Выбрать главу

— Два окорока и десять скатков холста! Ой, боже мой, боже! Два окорока, десять скатков холста и двенадцать пар колбас... Ой, боже мой, боже!..

Ведь это какое же богатство, если можно столько добра украсть из клети и не пустить людей по миру! Параска просто надивиться не могла. Она не завидовала родным, напротив, ей до слез было жалко, что они потерпели такой убыток. Это давало ей возможность измерить и живо ощутить собственную нужду. Между тем черные глаза Розальки все сильней разгорались, блестели и бегали, как у помешанной, а язык, не останавливаясь, молол все быстрее. Она обрушивала на неизвестного вора самые страшные проклятия, но все уже знали, что она всегда кого-нибудь кляла: должно быть, это утоляло безысходную тоску, которая у других излилась бы в слезах, а ее наполняла варом и пламенем.

Расстроенный, но уже смягчившийся голос Агаты пробился сквозь громкие крики Розальки.

— Хоть бы там не знаю что, — сказала она, — а допытаюсь я, кто этот вор.

Она обернулась к Петру.

— Петр, — произнесла она тоном, выказывающим добрые, дружеские отношения с мужем, — сходи ты к Аксене... Поспрошай, не знает ли она такого средства, чтобы найти вора...

Сверх ожидания Петр, не возразив ни слова, встал, надел баранью шапку и вышел из хаты.

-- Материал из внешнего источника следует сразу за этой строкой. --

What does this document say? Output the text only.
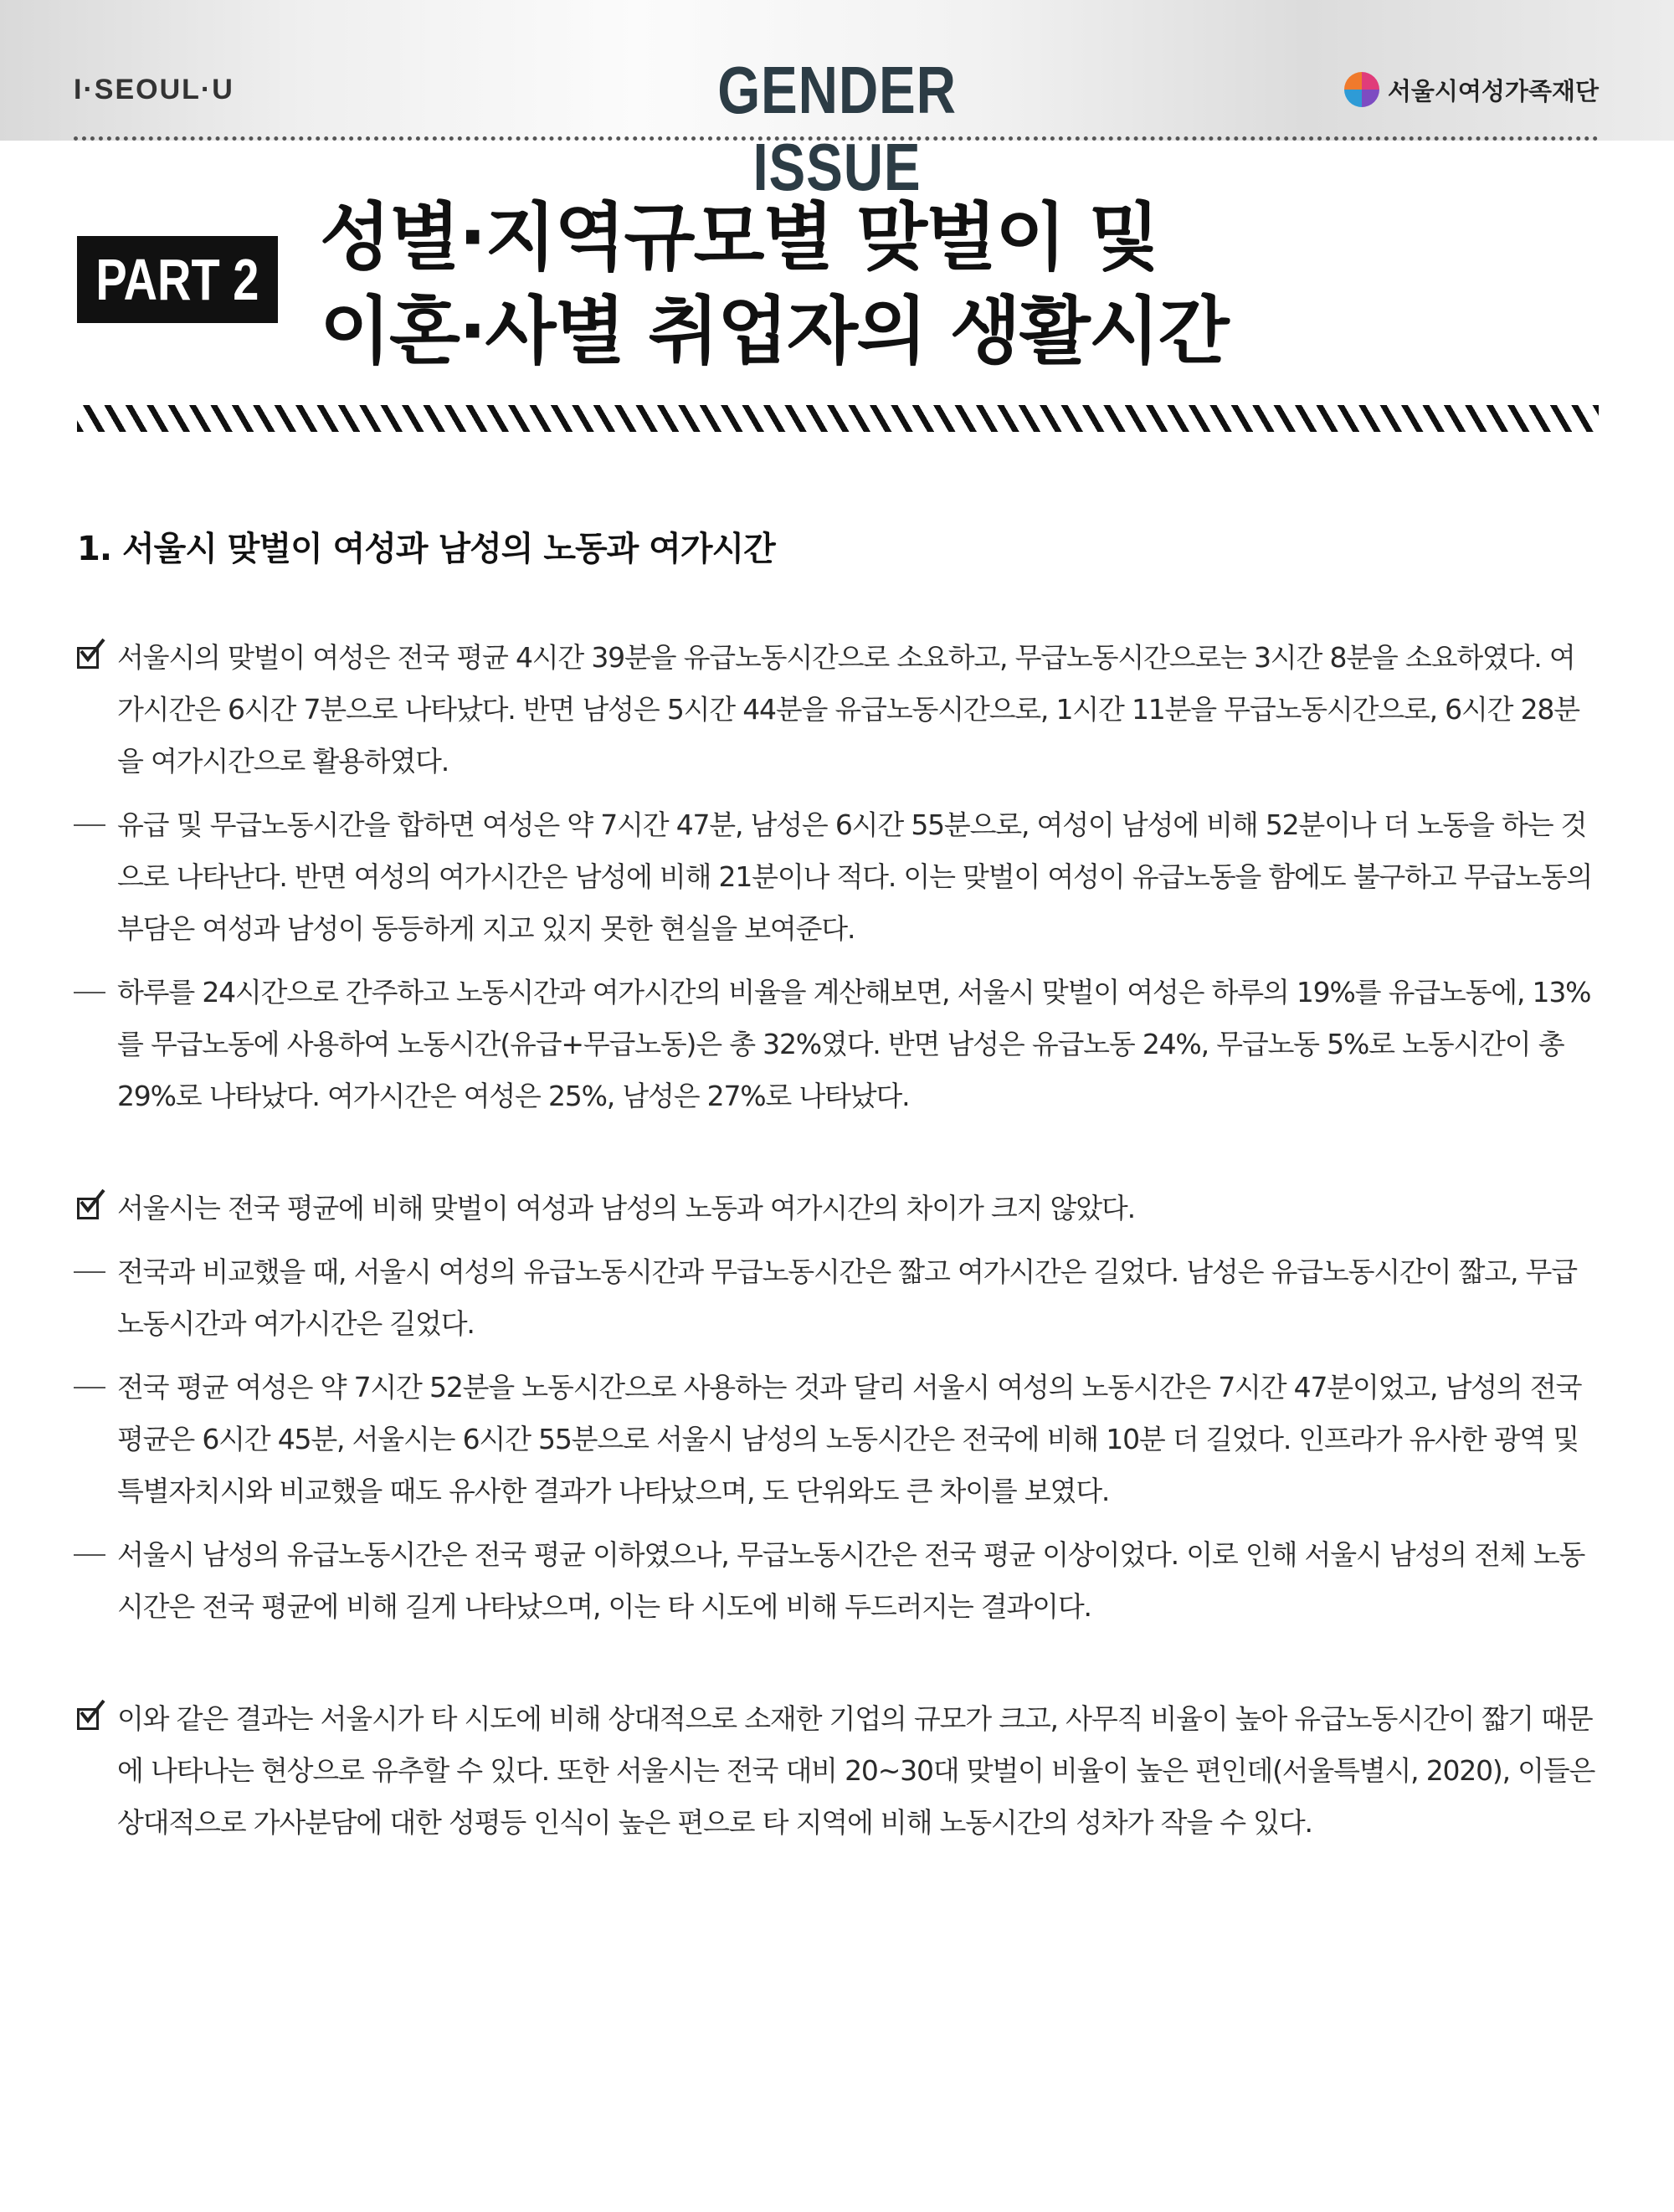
I·SEOUL·U	GENDER ISSUE
서울시여성가족재단
PART 2 성별·지역규모별 맞벌이 및
이혼·사별 취업자의 생활시간
1. 서울시 맞벌이 여성과 남성의 노동과 여가시간
서울시의 맞벌이 여성은 전국 평균 4시간 39분을 유급노동시간으로 소요하고, 무급노동시간으로는 3시간 8분을 소요하였다. 여가시간은 6시간 7분으로 나타났다. 반면 남성은 5시간 44분을 유급노동시간으로, 1시간 11분을 무급노동시간으로, 6시간 28분을 여가시간으로 활용하였다.
유급 및 무급노동시간을 합하면 여성은 약 7시간 47분, 남성은 6시간 55분으로, 여성이 남성에 비해 52분이나 더 노동을 하는 것으로 나타난다. 반면 여성의 여가시간은 남성에 비해 21분이나 적다. 이는 맞벌이 여성이 유급노동을 함에도 불구하고 무급노동의 부담은 여성과 남성이 동등하게 지고 있지 못한 현실을 보여준다.
하루를 24시간으로 간주하고 노동시간과 여가시간의 비율을 계산해보면, 서울시 맞벌이 여성은 하루의 19%를 유급노동에, 13%를 무급노동에 사용하여 노동시간(유급+무급노동)은 총 32%였다. 반면 남성은 유급노동 24%, 무급노동 5%로 노동시간이 총 29%로 나타났다. 여가시간은 여성은 25%, 남성은 27%로 나타났다.
서울시는 전국 평균에 비해 맞벌이 여성과 남성의 노동과 여가시간의 차이가 크지 않았다.
전국과 비교했을 때, 서울시 여성의 유급노동시간과 무급노동시간은 짧고 여가시간은 길었다. 남성은 유급노동시간이 짧고, 무급노동시간과 여가시간은 길었다.
전국 평균 여성은 약 7시간 52분을 노동시간으로 사용하는 것과 달리 서울시 여성의 노동시간은 7시간 47분이었고, 남성의 전국 평균은 6시간 45분, 서울시는 6시간 55분으로 서울시 남성의 노동시간은 전국에 비해 10분 더 길었다. 인프라가 유사한 광역 및 특별자치시와 비교했을 때도 유사한 결과가 나타났으며, 도 단위와도 큰 차이를 보였다.
서울시 남성의 유급노동시간은 전국 평균 이하였으나, 무급노동시간은 전국 평균 이상이었다. 이로 인해 서울시 남성의 전체 노동시간은 전국 평균에 비해 길게 나타났으며, 이는 타 시도에 비해 두드러지는 결과이다.
이와 같은 결과는 서울시가 타 시도에 비해 상대적으로 소재한 기업의 규모가 크고, 사무직 비율이 높아 유급노동시간이 짧기 때문에 나타나는 현상으로 유추할 수 있다. 또한 서울시는 전국 대비 20~30대 맞벌이 비율이 높은 편인데(서울특별시, 2020), 이들은 상대적으로 가사분담에 대한 성평등 인식이 높은 편으로 타 지역에 비해 노동시간의 성차가 작을 수 있다.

Вечер был темный, осенний; в саду шумел ветер и гнул деревья; по небу, словно большие тяжелые птицы, летели клочья туч, то закрывая, то вновь открывая звезды. Вдоль плетней, огораживающих сады, по размокшей тропинке, вьющейся за амбарами и гумнами, шел высокий, широкоплечий крестьянин в тулупе и бараньей шапке; слегка сутулясь, он широко и грузно шагал к хате кузнеца. Уже издали виден был красный свет, вырывающийся из кузницы, и слышался скрип отъезжающих возов. Перед кузницей Михала Ковальчука всегда была толчея, как на ярмарке или на богомолье. К нему съезжались со всей округи, потому что кузнец он был такой, каких не сыскать. Но уже настал вечер, и те, кому он сегодня подковывал лошадей, натягивал шины на колеса и делал топоры или чинил плуги и телеги, теперь ехали домой по дороге, обсаженной вербами и кустами бузины, на которых гнездились и жалобно кричали козодои и пугачи. Перед открытой дверью кузницы никого не было; там стояла непролазная грязь, разрытая и развороченная копытами лошадей и колесами возов. Петр Дзюрдзя остановился посреди лужи и с минуту одобрительно смотрел в открытую дверь кузницы. Наполненная красным светом, она ярко выделялась среди царившей вокруг темноты. В этом свете отчетливо виднелась фигура молодого кузнеца, еще продолжавшего работать. Это был крепкий, ладный мужик в штанах и рубахе с высоко закатанными рукавами; раз за разом он поднимал жилистую руку, изо всей силы обрушивая молот на раскаленное железо, так что из-под молота брызгали искры, дождем сыпались вниз и взлетали столбом вверх, а по его смуглому, черноусому лицу и черным волосам пробегали красноватые отсветы. Михал работал бодро и весело. Главное — весело. Поминутно он заговаривал о чем-то с помогавшим ему мальчишкой или запевал песню, а когда требовался особенно сильный или ловкий удар, он поднимал и опускал руку, выкрикивая, словно в пляске:

— Ух-ха!

Полюбовавшись проворной, веселой работой кузнеца, Петр прошел еще шагов двадцать и отворил дверь в его хату.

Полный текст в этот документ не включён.